“We’re going to have to pick up the pieces, but we’re going to do it together,” Lois Thomas said. “I’m going to miss him a lot.”
Kevin Thomas was 32 when he was diagnosed with stage four glioblastoma, an aggressive brain cancer. He had been undergoing chemotherapy treatments since he learned of the malignancy after having stroke-like symptoms while he was on-duty investigating an incident on South Water Avenue in May 2012.
He was rushed to the emergency room, where doctors at Skyline Medical Center found a plum-sized tumor pressing against his brain under the right rear part of the skull.
Kevin Thomas died at home late Thursday night, which was his wish, his wife said. Prior to his burial at Gallatin City Cemetery, a funeral service will be held at Hartsville Pike Church of Christ Monday at 1 p.m. with visitation starting at 10 a.m. until service time. Visitation will also be held Sunday from 1-8 p.m. at Alexander Funeral Home. The community is invited.
“There’s a lot of people that love him,” Lois Thomas said.
The couple had six children between them, four of which they were raising at their home. Lois Thomas called her husband “irreplaceable.” Through Kevin’s death, she hopes to play a part in advancing research to find new treatments for what she called a “horrible disease.”
“Brain cancer is very common and even more on the rise and there’s just four approved drugs to treat it,” she said. “There’s so little progress in the treatment.”
15 years
Thomas spent about 15 years in law enforcement after graduating from Gallatin High School in 1997 and taking a job the following year at the Sumner County Jail. He transferred to the Hendersonville Police Department and attended the Law Enforcement Training Academy in 2000.In 2003, he worked as a school resource officer at Westmoreland and Station Camp high schools for the Sumner County Sheriff’s Office, and in 2010 he was hired with the Gallatin Police Department, where he was a bicycle patrol officer and a member of the SWAT team.
Thomas was diagnosed with cancer in 2012, but in recent months friends and family knew he didn’t have much time left.

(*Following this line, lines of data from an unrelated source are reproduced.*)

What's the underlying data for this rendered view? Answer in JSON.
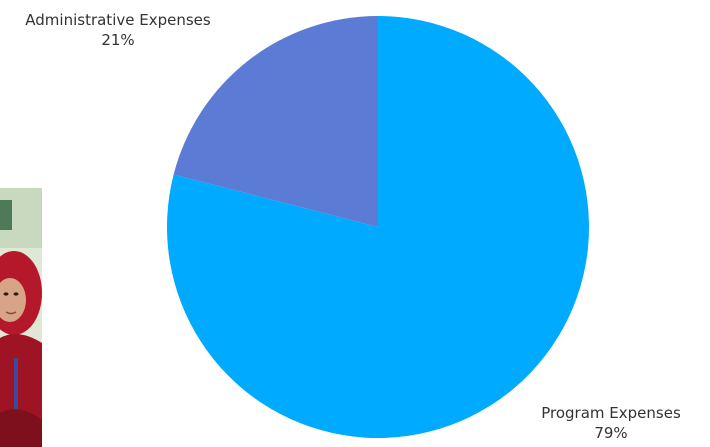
{
  "chart_data": {
    "type": "pie",
    "title": "",
    "slices": [
      {
        "label": "Program Expenses",
        "value": 79,
        "value_label": "79%",
        "color": "#00aaff"
      },
      {
        "label": "Administrative Expenses",
        "value": 21,
        "value_label": "21%",
        "color": "#5b7bd5"
      }
    ],
    "start_angle_deg": 0,
    "direction": "clockwise",
    "legend": "none",
    "labels": "outside"
  },
  "photo": {
    "icon": "child-photo-icon"
  }
}
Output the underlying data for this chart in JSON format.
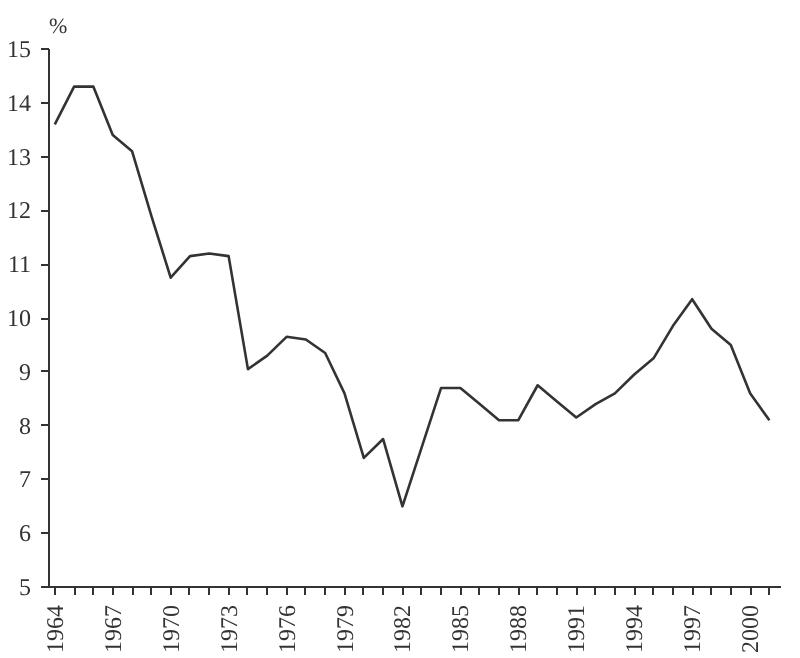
{
  "chart_data": {
    "type": "line",
    "ylabel": "%",
    "color": "#333333",
    "x": [
      1964,
      1965,
      1966,
      1967,
      1968,
      1969,
      1970,
      1971,
      1972,
      1973,
      1974,
      1975,
      1976,
      1977,
      1978,
      1979,
      1980,
      1981,
      1982,
      1983,
      1984,
      1985,
      1986,
      1987,
      1988,
      1989,
      1990,
      1991,
      1992,
      1993,
      1994,
      1995,
      1996,
      1997,
      1998,
      1999,
      2000,
      2001
    ],
    "values": [
      13.6,
      14.3,
      14.3,
      13.4,
      13.1,
      11.9,
      10.75,
      11.15,
      11.2,
      11.15,
      9.05,
      9.3,
      9.65,
      9.6,
      9.35,
      8.6,
      7.4,
      7.75,
      6.5,
      7.6,
      8.7,
      8.7,
      8.4,
      8.1,
      8.1,
      8.75,
      8.45,
      8.15,
      8.4,
      8.6,
      8.95,
      9.25,
      9.85,
      10.35,
      9.8,
      9.5,
      8.6,
      8.1
    ],
    "xlim": [
      1963.7,
      2001.6
    ],
    "ylim": [
      5,
      15
    ],
    "xticks": [
      1964,
      {
        "value": 1965,
        "label": null
      },
      {
        "value": 1966,
        "label": null
      },
      1967,
      {
        "value": 1968,
        "label": null
      },
      {
        "value": 1969,
        "label": null
      },
      1970,
      {
        "value": 1971,
        "label": null
      },
      {
        "value": 1972,
        "label": null
      },
      1973,
      {
        "value": 1974,
        "label": null
      },
      {
        "value": 1975,
        "label": null
      },
      1976,
      {
        "value": 1977,
        "label": null
      },
      {
        "value": 1978,
        "label": null
      },
      1979,
      {
        "value": 1980,
        "label": null
      },
      {
        "value": 1981,
        "label": null
      },
      1982,
      {
        "value": 1983,
        "label": null
      },
      {
        "value": 1984,
        "label": null
      },
      1985,
      {
        "value": 1986,
        "label": null
      },
      {
        "value": 1987,
        "label": null
      },
      1988,
      {
        "value": 1989,
        "label": null
      },
      {
        "value": 1990,
        "label": null
      },
      1991,
      {
        "value": 1992,
        "label": null
      },
      {
        "value": 1993,
        "label": null
      },
      1994,
      {
        "value": 1995,
        "label": null
      },
      {
        "value": 1996,
        "label": null
      },
      1997,
      {
        "value": 1998,
        "label": null
      },
      {
        "value": 1999,
        "label": null
      },
      2000,
      {
        "value": 2001,
        "label": null
      }
    ],
    "yticks": [
      5,
      6,
      7,
      8,
      9,
      10,
      11,
      12,
      13,
      14,
      15
    ],
    "grid": false,
    "marker": "none",
    "line_style": "solid"
  }
}
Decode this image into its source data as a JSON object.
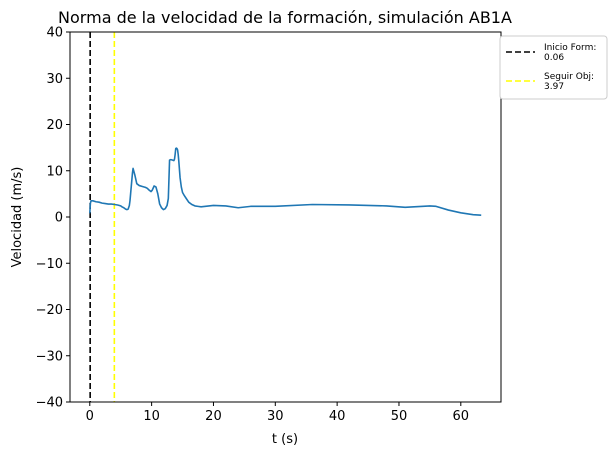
{
  "chart_data": {
    "type": "line",
    "title": "Norma de la velocidad de la formación, simulación AB1A",
    "xlabel": "t (s)",
    "ylabel": "Velocidad (m/s)",
    "xlim": [
      -3.2,
      66.5
    ],
    "ylim": [
      -40,
      40
    ],
    "xticks": [
      0,
      10,
      20,
      30,
      40,
      50,
      60
    ],
    "yticks": [
      -40,
      -30,
      -20,
      -10,
      0,
      10,
      20,
      30,
      40
    ],
    "ytick_labels": [
      "−40",
      "−30",
      "−20",
      "−10",
      "0",
      "10",
      "20",
      "30",
      "40"
    ],
    "grid": false,
    "legend_position": "outside-top-right",
    "series": [
      {
        "color": "#1f77b4",
        "x": [
          0.0,
          0.1,
          0.2,
          0.5,
          1,
          1.5,
          2,
          2.5,
          3,
          3.5,
          4,
          4.5,
          5,
          5.2,
          5.5,
          5.8,
          6.0,
          6.2,
          6.4,
          6.5,
          6.6,
          6.7,
          6.8,
          6.9,
          7.0,
          7.3,
          7.6,
          8,
          8.5,
          9,
          9.3,
          9.6,
          9.9,
          10.1,
          10.4,
          10.7,
          11.0,
          11.3,
          11.6,
          11.9,
          12.2,
          12.5,
          12.7,
          12.9,
          13.1,
          13.4,
          13.6,
          13.7,
          13.8,
          13.9,
          14.0,
          14.1,
          14.2,
          14.3,
          14.4,
          14.6,
          14.8,
          15.0,
          15.3,
          15.6,
          16,
          16.5,
          17,
          17.5,
          18,
          20,
          22,
          24,
          26,
          30,
          36,
          42,
          48,
          51,
          55,
          56,
          58,
          60,
          62,
          63.3
        ],
        "y": [
          0.8,
          3.0,
          3.5,
          3.5,
          3.3,
          3.2,
          3.0,
          2.9,
          2.8,
          2.8,
          2.7,
          2.6,
          2.4,
          2.2,
          2.0,
          1.7,
          1.6,
          1.7,
          2.5,
          3.5,
          5.0,
          6.5,
          8.0,
          9.5,
          10.5,
          9.0,
          7.2,
          6.8,
          6.6,
          6.4,
          6.2,
          5.8,
          5.5,
          5.8,
          6.7,
          6.5,
          5.0,
          2.8,
          2.0,
          1.6,
          1.8,
          2.5,
          4.0,
          12.3,
          12.4,
          12.3,
          12.2,
          12.5,
          13.5,
          14.8,
          14.9,
          14.8,
          14.5,
          13.5,
          12.0,
          8.5,
          6.5,
          5.3,
          4.6,
          4.0,
          3.2,
          2.7,
          2.4,
          2.3,
          2.2,
          2.5,
          2.4,
          2.0,
          2.3,
          2.3,
          2.7,
          2.6,
          2.4,
          2.1,
          2.4,
          2.3,
          1.5,
          0.9,
          0.5,
          0.4
        ]
      }
    ],
    "vlines": [
      {
        "x": 0.06,
        "color": "#000000",
        "label": "Inicio Form:\n0.06"
      },
      {
        "x": 3.97,
        "color": "#ffff00",
        "label": "Seguir Obj:\n3.97"
      }
    ]
  }
}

Gallatin police Assistant Chief Bill Sorrells said Thomas was like “a family member” and was an “elite officer” – a man who was strong in physical ability but also humble, tender-hearted, and compassionate.
“We were all prepared for it (his death), but you’re never prepared,” he said. “It just leaves you with an empty spot here today. Even though we all knew that he wasn’t going to be back, there was always that hope, and now that it’s happened, it’s just kind of an empty hole.”
Lt. Bill Vahldiek, who worked with Thomas when he began his career at the jail in 1998, remembered his colleague as “a great father” who would drop everything to help someone in need.
“You could call him in the middle of the night and you could be out of gas two states away and he’d be on the way to help you; that’s just Kevin, that’s just the way he was,” he said. “If I ever wanted one of my kids to be like somebody, I’d want them to be like Kevin.”